The researchers concluded that their findings provided a more accurate look at hospitalizations after PD and that palliation at the observed population levels agrees with previously published literature.

Timothy Pawlik, MD, assistant professor of surgery at Johns Hopkins and study discussant, said, "This is an important topic. How sensitive actually is readmission as a tool to evaluate how palliative PD is? There could be all sorts of reasons why a patient is not readmitted. The study didn't have details about length of stay for readmissions, such as interventions necessary during stay, may be very different for patients admitted earlier on than maybe a year later."

He continued, "Was estimated blood loss at time of surgery looked at? It could be a surrogate marker for difficulty of case. I think there are some serious shortcomings with lack of adjuvant data [for example,] kind of treatment. Palliation only makes sense relative to an end. What specific end are we trying to palliate, and how effective are we palliating those things that affect quality of life?"

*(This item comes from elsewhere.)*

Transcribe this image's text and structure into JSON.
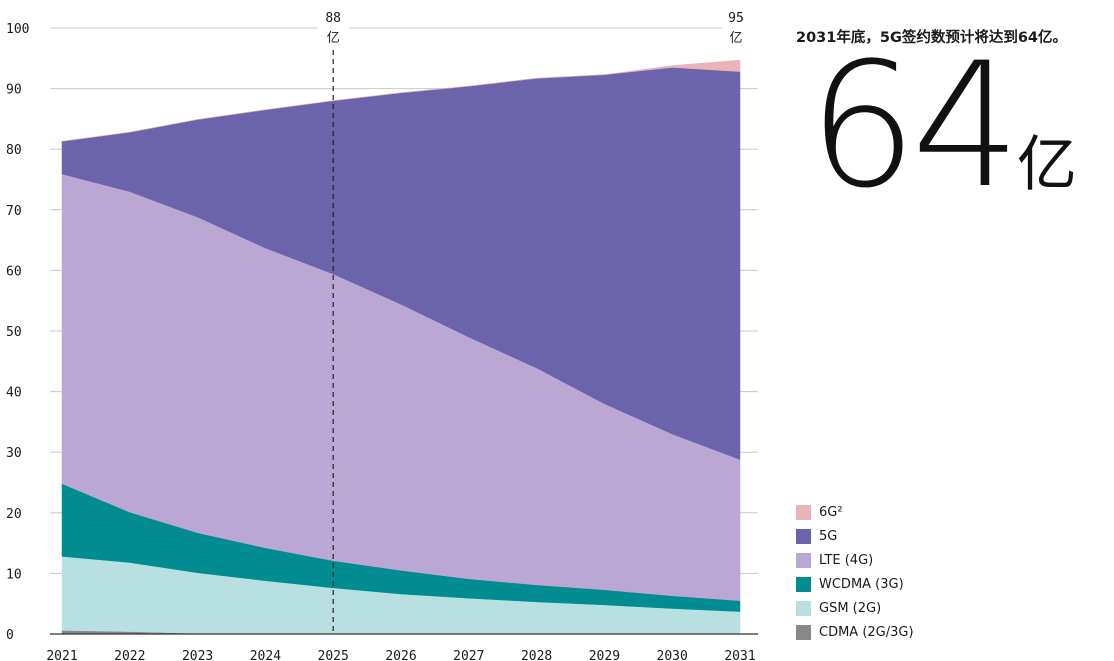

Dr. Yermilov responded, "Since this was a preliminary study, we couldn't look at all the data. We had no access to estimated blood loss in the database, for example. Still, no one has looked at readmissions in the way we have. Previous studies have only shown an 11% to 26% readmission rate after PD."

Dr. Yermilov and Dr. Pawlik have disclosed no relevant financial relationships.

American College of Surgeons 93rd Clinical Congress: Surgical Forum S11. Presented October 8, 2007.